In talking to Amy DeRogatis, I wanted her to explore the question of genre and of the role of both teaching and community outreach in Saving Sex: Sexuality and Salvation in American Evangelicalism. I had spoken with her previously about some of the joys and challenges of writing for a broader audience and wanted to ask her to reflect publicly on those challenges. She was gracious.
What audience did you hope to reach?
My hope is that I reach a wide audience of my peers and the interested general public. Two aspects of my professional life and my institutional context have shaped me as a scholar and informed my writing of this book. I have taught at Michigan State University for 16 years and during that time I have primarily worked with undergraduates. As I wrote this book, I kept them in mind, reflecting on the types of books that work well in my classroom and the lessons I have learned from my students about presenting challenging material and initiating fruitful discussions. I hope I have written the kind of book that will engage undergraduates and inspire meaningful conversations and further research. The second important aspect of my professional life is that Michigan State is a land-grant university and outreach to the community is an important part of my job. Over the years I have devoted a considerable amount of my time to speaking with local religious and non-religious groups, translating my research to interested members of my community. I’ve enjoyed these opportunities and valued the responses I have received from the general public. These interactions have made me a better scholar and writer and I hope that I have provided a useful service to my community.
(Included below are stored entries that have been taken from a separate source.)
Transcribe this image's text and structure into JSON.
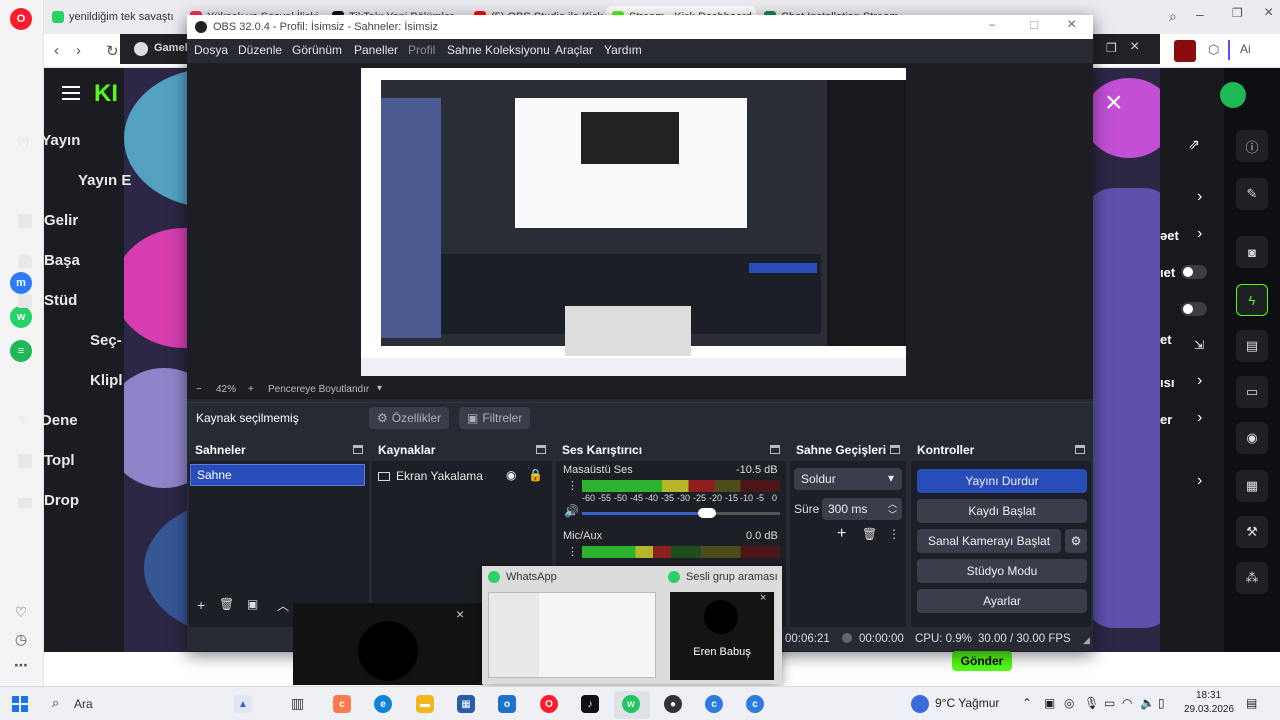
{
  "browser": {
    "tabs": [
      {
        "label": "yenildiğim tek savaştı",
        "color": "#25d366"
      },
      {
        "label": "Yüksek ve Sosyal İlişki",
        "color": "#ff2d55"
      },
      {
        "label": "TikTok: Yeni Bölümler",
        "color": "#111111"
      },
      {
        "label": "(5) OBS Studio ile Kick Ya",
        "color": "#ff0000"
      },
      {
        "label": "Stream - Kick Dashboard",
        "color": "#53fc18"
      },
      {
        "label": "Chat Installation Streamers",
        "color": "#0e8a4a"
      }
    ],
    "close_tab_icon": "×"
  },
  "kick": {
    "logo_text": "KI",
    "sidebar": [
      {
        "label": "Yayın",
        "icon": "broadcast-icon"
      },
      {
        "label": "Yayın E",
        "icon": ""
      },
      {
        "label": "Gelir",
        "icon": "chart-icon"
      },
      {
        "label": "Başa",
        "icon": "trophy-icon"
      },
      {
        "label": "Stüd",
        "icon": "studio-icon"
      },
      {
        "label": "Seç-",
        "icon": ""
      },
      {
        "label": "Klipl",
        "icon": ""
      },
      {
        "label": "Dene",
        "icon": "wrench-icon"
      },
      {
        "label": "Topl",
        "icon": "community-icon"
      },
      {
        "label": "Drop",
        "icon": "drops-icon"
      }
    ],
    "right_labels": [
      "əet",
      "ıet",
      "et",
      "ısı",
      "er"
    ],
    "send_label": "Gönder"
  },
  "obs": {
    "window_title": "OBS 32.0.4 - Profil: İsimsiz - Sahneler: İsimsiz",
    "gamebar_label": "Gamel",
    "menu": [
      "Dosya",
      "Düzenle",
      "Görünüm",
      "Paneller",
      "Profil",
      "Sahne Koleksiyonu",
      "Araçlar",
      "Yardım"
    ],
    "zoom": {
      "minus": "−",
      "value": "42%",
      "plus": "+",
      "fit_label": "Pencereye Boyutlandır"
    },
    "no_source": "Kaynak seçilmemiş",
    "properties_label": "Özellikler",
    "filters_label": "Filtreler",
    "scenes": {
      "title": "Sahneler",
      "items": [
        "Sahne"
      ]
    },
    "sources": {
      "title": "Kaynaklar",
      "items": [
        "Ekran Yakalama"
      ]
    },
    "mixer": {
      "title": "Ses Karıştırıcı",
      "channels": [
        {
          "name": "Masaüstü Ses",
          "db": "-10.5 dB",
          "level": 0.67
        },
        {
          "name": "Mic/Aux",
          "db": "0.0 dB",
          "level": 0.45
        }
      ],
      "scale": [
        "-60",
        "-55",
        "-50",
        "-45",
        "-40",
        "-35",
        "-30",
        "-25",
        "-20",
        "-15",
        "-10",
        "-5",
        "0"
      ]
    },
    "transitions": {
      "title": "Sahne Geçişleri",
      "type": "Soldur",
      "duration_label": "Süre",
      "duration": "300 ms"
    },
    "controls": {
      "title": "Kontroller",
      "stop_stream": "Yayını Durdur",
      "start_record": "Kaydı Başlat",
      "virtual_cam": "Sanal Kamerayı Başlat",
      "studio_mode": "Stüdyo Modu",
      "settings": "Ayarlar"
    },
    "status": {
      "stream_time": "00:06:21",
      "rec_time": "00:00:00",
      "cpu": "CPU: 0.9%",
      "fps": "30.00 / 30.00 FPS"
    }
  },
  "whatsapp_preview": {
    "app_label": "WhatsApp",
    "call_label": "Sesli grup araması",
    "caller": "Eren Babuş"
  },
  "taskbar": {
    "search": "Ara",
    "weather": "9°C  Yağmur",
    "time": "18:31",
    "date": "29.03.2026"
  },
  "colors": {
    "obs_primary": "#284cb8",
    "kick_green": "#53fc18",
    "whatsapp_green": "#25d366"
  }
}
Both of these aspects, that I primarily work with undergraduates and that I have devoted a lot of time to outreach, came into play as I thought about the type of book I wanted to write. I would like conversations about my book to happen in classrooms and coffee shops. I hope that I have struck the right balance between addressing some significant scholarly issues about American evangelicalism and sexuality and offering my own unique contribution while at the same time inviting interested non-specialists into the conversation.